Viele Unternehmen nutzen die Monte-Carlo-Simulation als wichtigen Teil ihres Entscheidungsprozesses. Hier sind einige Beispiele.
- General Motors, Proctor and Gamble, Pfizer, Bristol-Myers Squibb und Eli Lilly verwenden Simulationen, um sowohl die durchschnittliche Rendite als auch den Risikofaktor neuer Produkte abzuschätzen. Bei GM werden diese Informationen vom CEO verwendet, um zu bestimmen, welche Produkte auf den Markt kommen.
- GM verwendet Simulationen für Aktivitäten wie die Prognose des Nettogewinns für das Unternehmen, die Vorhersage der Struktur- und Einkaufskosten und die Bestimmung seiner Anfälligkeit für verschiedene Arten von Risiken (wie Zinsänderungen und Wechselkursschwankungen).

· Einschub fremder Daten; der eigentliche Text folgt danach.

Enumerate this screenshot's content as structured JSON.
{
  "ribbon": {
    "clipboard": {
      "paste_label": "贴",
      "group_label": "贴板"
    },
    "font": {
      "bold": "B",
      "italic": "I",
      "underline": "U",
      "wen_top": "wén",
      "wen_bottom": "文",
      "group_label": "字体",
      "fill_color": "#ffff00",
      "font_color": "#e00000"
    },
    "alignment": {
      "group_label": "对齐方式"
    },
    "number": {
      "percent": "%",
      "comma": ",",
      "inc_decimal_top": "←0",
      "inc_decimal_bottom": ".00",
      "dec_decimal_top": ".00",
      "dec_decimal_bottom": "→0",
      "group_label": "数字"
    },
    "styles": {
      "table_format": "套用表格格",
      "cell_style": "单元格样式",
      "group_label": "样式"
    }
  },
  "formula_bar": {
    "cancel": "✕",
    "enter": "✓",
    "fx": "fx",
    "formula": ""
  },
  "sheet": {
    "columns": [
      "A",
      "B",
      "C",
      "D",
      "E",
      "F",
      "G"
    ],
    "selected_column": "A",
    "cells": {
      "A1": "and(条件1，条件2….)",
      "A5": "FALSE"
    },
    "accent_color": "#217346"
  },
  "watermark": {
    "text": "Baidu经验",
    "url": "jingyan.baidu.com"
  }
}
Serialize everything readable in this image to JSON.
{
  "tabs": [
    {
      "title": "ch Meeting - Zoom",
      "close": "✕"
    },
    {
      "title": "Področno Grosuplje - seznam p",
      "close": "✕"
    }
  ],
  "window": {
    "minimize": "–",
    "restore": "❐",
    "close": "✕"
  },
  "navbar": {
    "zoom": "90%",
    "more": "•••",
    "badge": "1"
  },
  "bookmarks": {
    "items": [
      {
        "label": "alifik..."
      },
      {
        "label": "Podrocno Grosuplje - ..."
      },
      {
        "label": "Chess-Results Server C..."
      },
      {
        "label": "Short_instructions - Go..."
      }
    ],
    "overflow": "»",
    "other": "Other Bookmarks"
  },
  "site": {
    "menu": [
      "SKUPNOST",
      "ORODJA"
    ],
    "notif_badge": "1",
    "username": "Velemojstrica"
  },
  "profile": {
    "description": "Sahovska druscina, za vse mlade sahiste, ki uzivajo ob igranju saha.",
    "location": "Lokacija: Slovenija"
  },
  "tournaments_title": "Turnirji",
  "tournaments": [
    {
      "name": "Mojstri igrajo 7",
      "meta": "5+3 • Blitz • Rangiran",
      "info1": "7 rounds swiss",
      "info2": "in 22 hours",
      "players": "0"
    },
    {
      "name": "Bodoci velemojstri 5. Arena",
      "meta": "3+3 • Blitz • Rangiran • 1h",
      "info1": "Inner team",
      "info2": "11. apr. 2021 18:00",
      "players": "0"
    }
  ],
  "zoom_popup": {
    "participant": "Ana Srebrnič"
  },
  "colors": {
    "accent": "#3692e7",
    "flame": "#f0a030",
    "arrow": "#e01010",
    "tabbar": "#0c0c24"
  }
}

- Lilly verwendet Simulationen, um die optimale Pflanzenkapazität für jedes Medikament zu bestimmen.
- Proctor and Gamble nutzt Simulationen, um das Wechselkursrisiko zu modellieren und optimal abzusichern.
- Sears verwendet Simulationen, um zu bestimmen, wie viele Einheiten jeder Produktlinie bei Lieferanten bestellt werden sollten – zum Beispiel die Anzahl der Dockers-Hosen, die in diesem Jahr bestellt werden sollten.
- Öl- und Pharmaunternehmen nutzen Simulationen, um "reale Optionen" zu bewerten, wie z. B. den Wert einer Option, ein Projekt zu erweitern, zu verkleinern oder zu verschieben.
- Finanzplaner nutzen die Monte-Carlo-Simulation, um optimale Anlagestrategien für den Ruhestand ihrer Kunden zu ermitteln.
Was passiert, wenn Sie =RAND() in eine Zelle eingeben?
Wenn Sie die Formel =ZUFALLS() in eine Zelle eingeben, erhalten Sie eine Zahl, die mit gleicher Wahrscheinlichkeit einen beliebigen Wert zwischen 0 und 1 annimmt. Daher sollten Sie in etwa 25 Prozent der Fälle eine Zahl kleiner oder gleich 0,25 erhalten; In etwa 10 Prozent der Fälle sollten Sie eine Zahl erhalten, die mindestens 0,90 beträgt, und so weiter. Um die Funktionsweise der Funktion ZUFALLSZAHL zu veranschaulichen, sehen Sie sich die Datei-Randdemo.xlsx an, die in Abbildung 60-1 dargestellt ist.
Hinweis
Wenn Sie die Datei Randdemo.xlsx öffnen, werden nicht dieselben Zufallszahlen angezeigt, die in Abbildung 60-1 dargestellt sind. Die Funktion ZUFALLSZAHL berechnet die generierten Zahlen immer automatisch neu, wenn ein Arbeitsblatt geöffnet wird oder wenn neue Informationen in das Arbeitsblatt eingegeben werden.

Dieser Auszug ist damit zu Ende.